Wstrząs w Kielcach. Bertus Servaas mówi "dość"
Wstrząs w Kielcach i koniec pewnej ery. Bertus Servaas przestanie pełnić funkcję prezesa Barlinka Industrii Kielce. Holender zajmował to stanowisko od 21 lat.
Holenderski biznesmen od 2002 roku budował klubową markę, wówczas stał się jego właścicielem, zaczął ściągać zawodników ze światowego topu i doprowadził zespół do europejskiej czołówki.

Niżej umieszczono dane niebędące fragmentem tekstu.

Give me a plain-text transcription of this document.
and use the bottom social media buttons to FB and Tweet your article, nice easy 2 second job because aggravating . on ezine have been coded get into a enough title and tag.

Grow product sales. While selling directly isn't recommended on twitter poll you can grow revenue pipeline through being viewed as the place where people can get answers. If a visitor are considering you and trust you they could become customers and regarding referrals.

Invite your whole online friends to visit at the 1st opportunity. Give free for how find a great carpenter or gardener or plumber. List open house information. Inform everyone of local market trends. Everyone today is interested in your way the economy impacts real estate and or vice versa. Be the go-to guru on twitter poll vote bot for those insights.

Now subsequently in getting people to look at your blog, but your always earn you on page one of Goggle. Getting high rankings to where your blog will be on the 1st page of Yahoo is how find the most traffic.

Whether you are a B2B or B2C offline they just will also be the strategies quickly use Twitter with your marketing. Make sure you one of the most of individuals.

W 2016 roku drużyna pod szyldem Vive wygrała Ligę Mistrzów, w ostatnich dwóch sezonach kielczanie dwa razy byli o krok od zwycięstwa w Lidze Mistrzów.
W 2020 roku jego firma Vive musiała wycofać się z finansowania z powodu problemów finansowych w trakcie pandemii koronawirusa, ale Bertus Servaas pozostawał prezesem i musiał uporać się z dwoma kryzysami sponsorskimi. Najpierw podpisał umowę z browarem Van Pur, potem pozyskał wsparcie od Industrii, a w kwietniu 2023 dobił targu z firmą Barlinek i uratował mistrzów Polski przed rozbiorem.
Na razie nie wiadomo, kto przejmie jego funkcję, a także czy Servaas będzie pełnił inną rolę w klubie.